Open mmulhern1 opened 1 year ago
Agreed, this is a good script and your fixes made it better. I know nothing about ffmpeg but some converted videos have no video track, only an audio track. Strange. I tried both compressed and uncompressed for those conversions that had no video and neither option worked.
I had to add -map 0 to
ffmpeg -loglevel panic -f concat -safe 0 -i $tmpFileName -map 0 -c copy -scodec copy $outputVideoFilePath
for the line with concat without compression for all the subtitles to copy and the video to show. The script runs rapidly if $compress = $false is set.
For concat with compression, I had to change the line to have videos display and keep all subtitle tracks by adding -map 0 again.

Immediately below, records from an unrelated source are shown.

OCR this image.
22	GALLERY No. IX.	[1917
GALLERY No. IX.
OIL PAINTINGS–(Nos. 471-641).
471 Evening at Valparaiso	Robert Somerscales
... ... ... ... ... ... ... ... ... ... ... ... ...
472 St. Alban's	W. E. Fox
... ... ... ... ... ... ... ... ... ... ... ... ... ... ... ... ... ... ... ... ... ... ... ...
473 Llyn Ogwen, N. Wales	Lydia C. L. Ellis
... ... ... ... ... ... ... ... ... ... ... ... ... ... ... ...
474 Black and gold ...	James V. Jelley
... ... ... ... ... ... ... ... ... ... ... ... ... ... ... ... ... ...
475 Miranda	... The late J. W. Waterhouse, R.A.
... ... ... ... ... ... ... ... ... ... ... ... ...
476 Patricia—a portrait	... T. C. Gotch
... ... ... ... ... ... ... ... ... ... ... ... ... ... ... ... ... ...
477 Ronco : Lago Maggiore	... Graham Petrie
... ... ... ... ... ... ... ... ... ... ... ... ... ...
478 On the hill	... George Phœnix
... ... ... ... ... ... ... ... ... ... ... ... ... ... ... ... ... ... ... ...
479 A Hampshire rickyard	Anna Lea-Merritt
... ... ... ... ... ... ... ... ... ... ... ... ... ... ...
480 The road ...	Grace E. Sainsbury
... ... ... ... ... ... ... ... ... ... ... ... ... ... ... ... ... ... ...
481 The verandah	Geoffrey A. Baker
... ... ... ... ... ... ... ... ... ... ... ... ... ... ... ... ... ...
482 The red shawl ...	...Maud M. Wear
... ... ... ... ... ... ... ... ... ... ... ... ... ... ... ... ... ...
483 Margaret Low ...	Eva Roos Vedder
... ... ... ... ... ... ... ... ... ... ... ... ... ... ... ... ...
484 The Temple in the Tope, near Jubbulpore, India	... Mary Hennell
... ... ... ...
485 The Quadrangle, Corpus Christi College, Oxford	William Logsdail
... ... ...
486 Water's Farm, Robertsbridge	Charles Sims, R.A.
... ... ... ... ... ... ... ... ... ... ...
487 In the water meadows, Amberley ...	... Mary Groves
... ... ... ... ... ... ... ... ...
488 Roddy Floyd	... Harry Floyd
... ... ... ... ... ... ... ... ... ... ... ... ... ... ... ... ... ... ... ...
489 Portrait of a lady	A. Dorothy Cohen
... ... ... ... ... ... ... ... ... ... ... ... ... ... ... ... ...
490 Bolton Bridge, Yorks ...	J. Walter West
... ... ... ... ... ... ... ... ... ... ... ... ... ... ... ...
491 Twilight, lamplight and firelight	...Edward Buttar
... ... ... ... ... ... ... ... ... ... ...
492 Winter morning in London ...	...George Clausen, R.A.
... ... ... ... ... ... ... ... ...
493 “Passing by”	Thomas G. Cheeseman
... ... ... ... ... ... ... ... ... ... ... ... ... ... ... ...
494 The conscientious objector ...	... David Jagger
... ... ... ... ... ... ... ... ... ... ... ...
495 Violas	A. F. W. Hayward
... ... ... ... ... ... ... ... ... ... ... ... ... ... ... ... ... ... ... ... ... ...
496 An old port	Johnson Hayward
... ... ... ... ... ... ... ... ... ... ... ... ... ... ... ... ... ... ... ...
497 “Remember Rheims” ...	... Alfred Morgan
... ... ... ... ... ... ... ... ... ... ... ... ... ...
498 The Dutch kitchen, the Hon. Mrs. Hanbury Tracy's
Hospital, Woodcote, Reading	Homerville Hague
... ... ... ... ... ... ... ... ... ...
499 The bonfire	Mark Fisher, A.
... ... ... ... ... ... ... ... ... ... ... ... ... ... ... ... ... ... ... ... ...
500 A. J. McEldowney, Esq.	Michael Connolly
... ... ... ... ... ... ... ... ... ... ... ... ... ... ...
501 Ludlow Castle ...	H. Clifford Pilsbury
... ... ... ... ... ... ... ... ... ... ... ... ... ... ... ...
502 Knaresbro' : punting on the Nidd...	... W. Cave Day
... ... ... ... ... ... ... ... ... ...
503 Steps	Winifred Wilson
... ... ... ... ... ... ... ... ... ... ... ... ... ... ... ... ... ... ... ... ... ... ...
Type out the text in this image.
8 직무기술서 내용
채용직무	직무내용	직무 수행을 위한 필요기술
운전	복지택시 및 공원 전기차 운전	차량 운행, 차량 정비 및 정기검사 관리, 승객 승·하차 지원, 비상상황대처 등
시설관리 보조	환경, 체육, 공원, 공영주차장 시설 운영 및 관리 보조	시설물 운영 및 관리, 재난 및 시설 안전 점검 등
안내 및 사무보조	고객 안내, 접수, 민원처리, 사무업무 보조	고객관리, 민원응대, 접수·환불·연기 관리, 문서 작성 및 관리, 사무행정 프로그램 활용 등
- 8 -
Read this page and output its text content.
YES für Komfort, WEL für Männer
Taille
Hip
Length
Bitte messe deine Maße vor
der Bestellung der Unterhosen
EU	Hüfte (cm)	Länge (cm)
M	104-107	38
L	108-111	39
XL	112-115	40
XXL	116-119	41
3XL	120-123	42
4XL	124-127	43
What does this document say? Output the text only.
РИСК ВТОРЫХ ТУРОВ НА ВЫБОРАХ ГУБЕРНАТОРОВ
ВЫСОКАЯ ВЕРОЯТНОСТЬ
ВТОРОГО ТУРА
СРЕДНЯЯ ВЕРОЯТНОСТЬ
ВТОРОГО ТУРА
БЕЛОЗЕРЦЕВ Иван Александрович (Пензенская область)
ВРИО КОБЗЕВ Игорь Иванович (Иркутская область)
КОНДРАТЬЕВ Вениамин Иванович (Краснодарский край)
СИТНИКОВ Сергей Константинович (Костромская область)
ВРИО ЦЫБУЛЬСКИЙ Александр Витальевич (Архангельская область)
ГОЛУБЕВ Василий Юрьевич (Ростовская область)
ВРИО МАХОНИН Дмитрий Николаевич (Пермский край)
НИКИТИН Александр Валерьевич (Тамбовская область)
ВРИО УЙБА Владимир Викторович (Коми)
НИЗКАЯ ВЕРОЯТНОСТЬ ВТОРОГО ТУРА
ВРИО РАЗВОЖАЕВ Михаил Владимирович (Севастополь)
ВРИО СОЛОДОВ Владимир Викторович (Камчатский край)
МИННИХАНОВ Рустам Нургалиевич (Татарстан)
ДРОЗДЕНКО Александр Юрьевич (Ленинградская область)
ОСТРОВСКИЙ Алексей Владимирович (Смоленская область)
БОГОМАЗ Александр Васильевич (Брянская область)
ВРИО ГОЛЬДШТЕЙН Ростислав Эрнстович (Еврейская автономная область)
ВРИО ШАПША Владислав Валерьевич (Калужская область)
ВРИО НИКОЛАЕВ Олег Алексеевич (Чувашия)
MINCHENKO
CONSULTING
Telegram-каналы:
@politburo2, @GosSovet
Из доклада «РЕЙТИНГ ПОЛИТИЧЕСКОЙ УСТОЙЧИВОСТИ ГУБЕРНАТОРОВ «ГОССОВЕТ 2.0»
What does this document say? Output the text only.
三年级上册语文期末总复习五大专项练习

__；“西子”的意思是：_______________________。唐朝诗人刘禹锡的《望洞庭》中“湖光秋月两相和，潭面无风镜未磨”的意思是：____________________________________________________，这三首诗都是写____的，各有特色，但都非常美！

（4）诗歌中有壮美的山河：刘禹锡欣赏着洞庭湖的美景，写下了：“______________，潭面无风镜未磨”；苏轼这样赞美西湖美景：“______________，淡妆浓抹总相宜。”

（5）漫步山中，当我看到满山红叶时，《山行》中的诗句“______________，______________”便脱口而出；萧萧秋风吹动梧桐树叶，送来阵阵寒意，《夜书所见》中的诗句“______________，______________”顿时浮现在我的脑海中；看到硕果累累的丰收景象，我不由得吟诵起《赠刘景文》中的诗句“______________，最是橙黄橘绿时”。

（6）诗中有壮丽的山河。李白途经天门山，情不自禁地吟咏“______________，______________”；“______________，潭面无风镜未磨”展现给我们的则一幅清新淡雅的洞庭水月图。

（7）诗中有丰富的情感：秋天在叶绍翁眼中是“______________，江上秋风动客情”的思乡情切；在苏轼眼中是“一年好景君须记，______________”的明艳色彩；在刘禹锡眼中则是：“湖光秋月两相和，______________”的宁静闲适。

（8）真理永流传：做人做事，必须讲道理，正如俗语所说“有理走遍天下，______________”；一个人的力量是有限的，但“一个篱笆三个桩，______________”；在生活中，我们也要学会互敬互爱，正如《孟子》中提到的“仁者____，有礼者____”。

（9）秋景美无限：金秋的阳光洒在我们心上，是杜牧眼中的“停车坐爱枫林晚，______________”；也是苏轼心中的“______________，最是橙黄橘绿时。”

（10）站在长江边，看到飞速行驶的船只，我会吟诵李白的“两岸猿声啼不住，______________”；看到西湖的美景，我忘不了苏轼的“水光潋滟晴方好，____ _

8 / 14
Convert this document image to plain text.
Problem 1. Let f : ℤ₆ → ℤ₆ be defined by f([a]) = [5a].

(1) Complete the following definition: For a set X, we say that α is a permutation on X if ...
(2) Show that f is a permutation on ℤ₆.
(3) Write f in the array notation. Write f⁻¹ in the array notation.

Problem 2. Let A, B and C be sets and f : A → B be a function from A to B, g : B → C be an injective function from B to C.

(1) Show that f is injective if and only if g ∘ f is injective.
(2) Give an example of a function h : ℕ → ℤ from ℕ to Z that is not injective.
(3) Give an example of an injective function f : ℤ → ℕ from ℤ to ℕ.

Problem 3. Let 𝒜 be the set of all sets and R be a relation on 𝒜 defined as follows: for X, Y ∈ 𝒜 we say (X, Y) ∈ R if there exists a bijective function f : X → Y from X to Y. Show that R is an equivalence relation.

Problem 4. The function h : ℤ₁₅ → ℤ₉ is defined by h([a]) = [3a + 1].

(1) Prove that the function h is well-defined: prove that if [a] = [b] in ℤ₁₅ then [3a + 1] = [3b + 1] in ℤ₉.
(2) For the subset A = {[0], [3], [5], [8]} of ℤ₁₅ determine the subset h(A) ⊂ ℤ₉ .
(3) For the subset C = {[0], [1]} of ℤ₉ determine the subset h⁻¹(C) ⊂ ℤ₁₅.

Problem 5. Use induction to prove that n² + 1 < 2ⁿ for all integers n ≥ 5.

ffmpeg -loglevel panic -f concat -safe 0 -i $tmpFileName -map 0 -b:v $videoRate -b:a $audioRate -c:s mov_text $outputVideoFilePath
Here is my modified script that works pretty well. I run it from cygwin, but it should work directly from Windows as well. Remove the .txt extension. I just used it to post here. PlayOnScript.ps1.txt
This script is genius, but I noticed that subtitles weren't getting preserved. I spent some time looking at it (knowing PowerShell well but very little about ffmpeg) and got it to work with a few changes.
In the part of the code that splits the recording into multiple files (the chunks between ads), change:
ffmpeg -loglevel panic -ss $startSeconds -i $videoFile -t $durationSeconds -c copy $outputChapterFile
to:
ffmpeg -loglevel panic -ss $startSeconds -i $videoFile -t $durationSeconds -c copy -map 0:v -map 0:s -scodec mov_text -map 0:a? $outputChapterFile
Adding some permutation of -map0 seems to be needed so that it captures all streams. Otherwise it just comes up with an empty subtitle. I'm not clear why. Just adding a map 0, however, results in a clip that is longer than it should be with the minutes of the next advertising section at the end of the file. Adding the "-scodec mov_text" resolves that. I think it's re-encoding the subtitle.
With these changes, you end up with chunks of files that have correct subtitles.
The ffmpeg line for compress just works as is.
The ffmpeg line to merge without compressing, needs to be changed from:
ffmpeg -loglevel panic -f concat -safe 0 -i $tmpFileName -c copy $outputVideoFilePath
to:
ffmpeg -loglevel panic -f concat -safe 0 -i $tmpFileName -c copy -scodec copy $outputVideoFilePath
Again, my level of understanding of ffmpeg is pretty basic so there may be a better way to do this, but I thought I'd share. Thank you for creating this awesome script!
As a side note, my testing was done on Forged and Fire episodes from Hulu.